# Angeln in Südungarn - Bajá, Dombori (Fadd), Sugovica



## Hechtangler1974 (15. Juni 2007)

Hier hin gehe ich jedes Jahr zum Fischen, hauptsächlich auf Raubfisch ist es mega-genial. Wer mehr wissen will, einfach fragen. 

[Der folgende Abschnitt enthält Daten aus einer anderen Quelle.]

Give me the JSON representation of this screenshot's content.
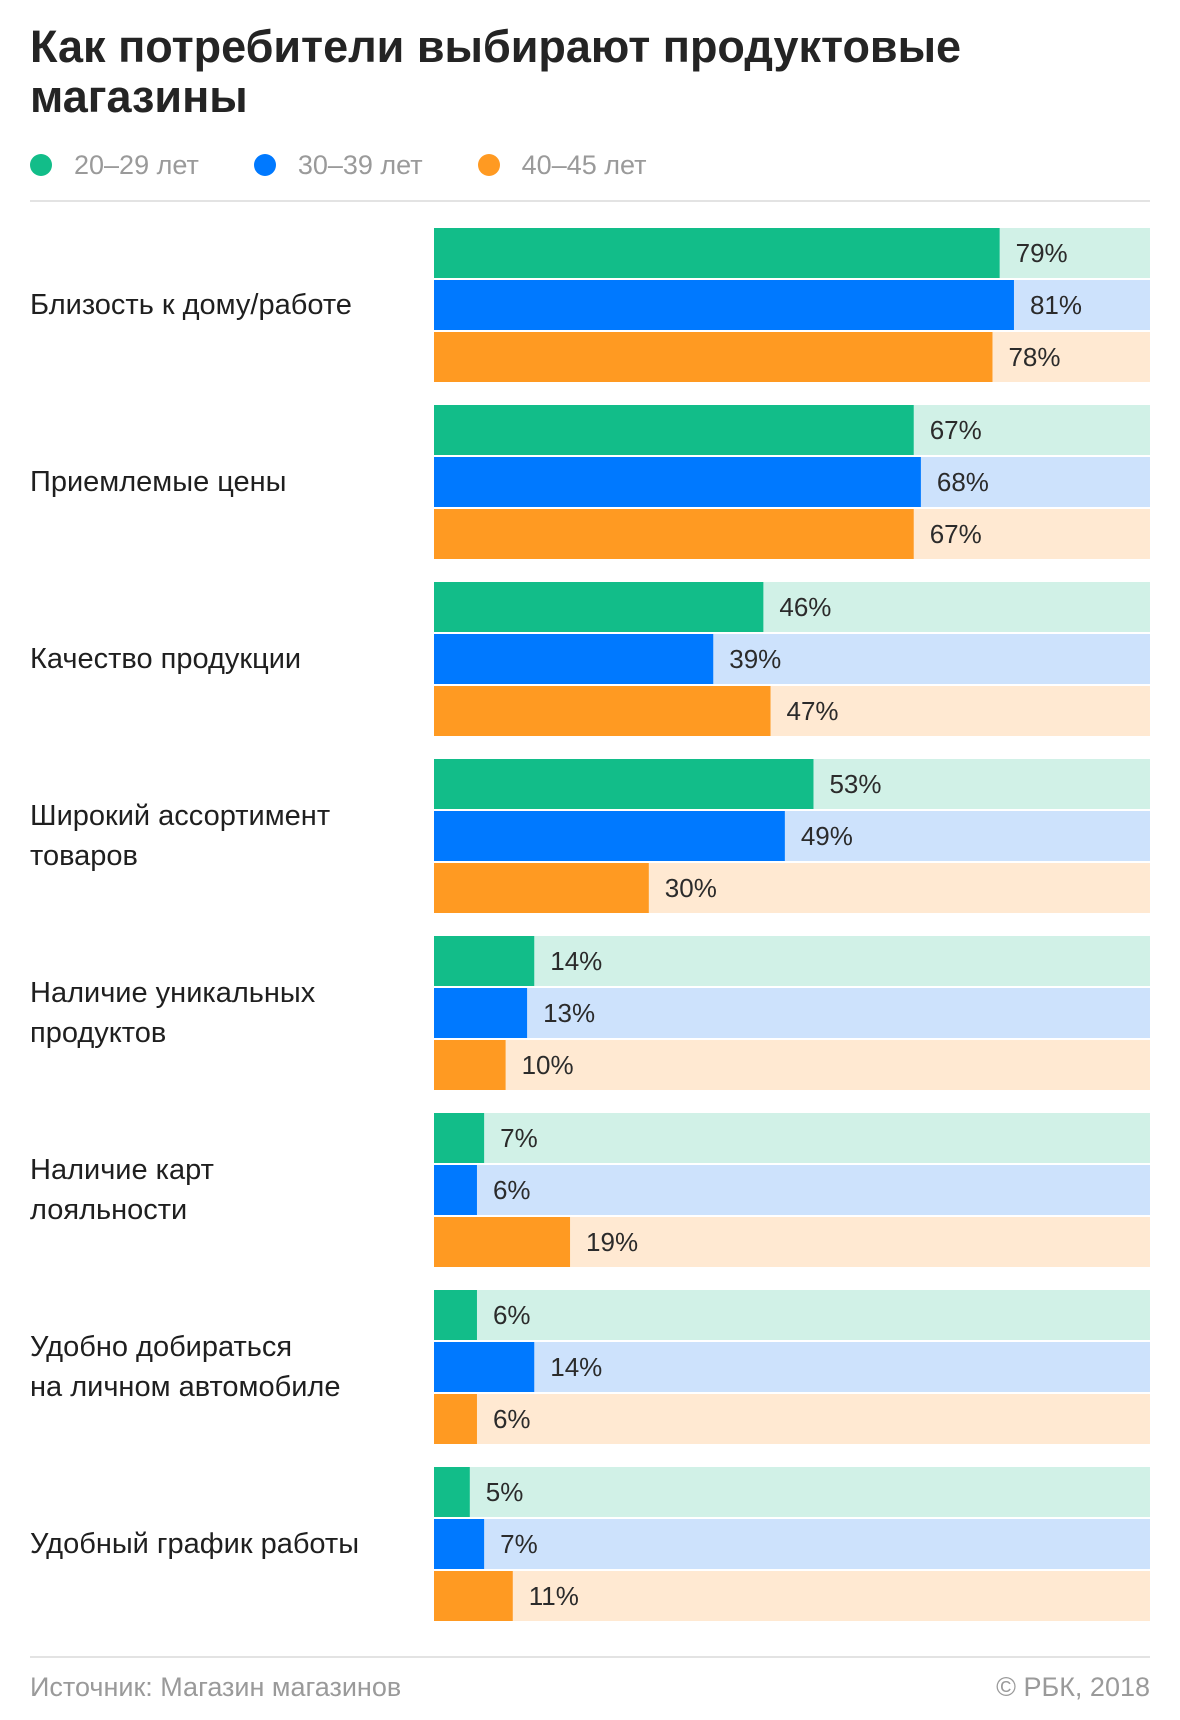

Noch 4 Tage, dann ist es wieder soweit....


----------



## Hechtangler1974 (18. Juni 2007)

*AW: Angeln in Südungarn - Bajá, Dombori (Fadd), Sugovica*

...noch 2 Tage...


----------



## Hechtangler1974 (19. Juli 2007)

*AW: Angeln in Südungarn - Bajá, Dombori (Fadd), Sugovica*

Schön war´s. Größere Welse fängste im Po auch nicht, als hier. Wer Karpfen mag, der fühlt sich dort im Paradies. Zander gab es wenige große, mehrere Kleine. Hechte sind schon fast ne Plage. Rapfen frisst Hecht, wusste ich vorher auch nicht. 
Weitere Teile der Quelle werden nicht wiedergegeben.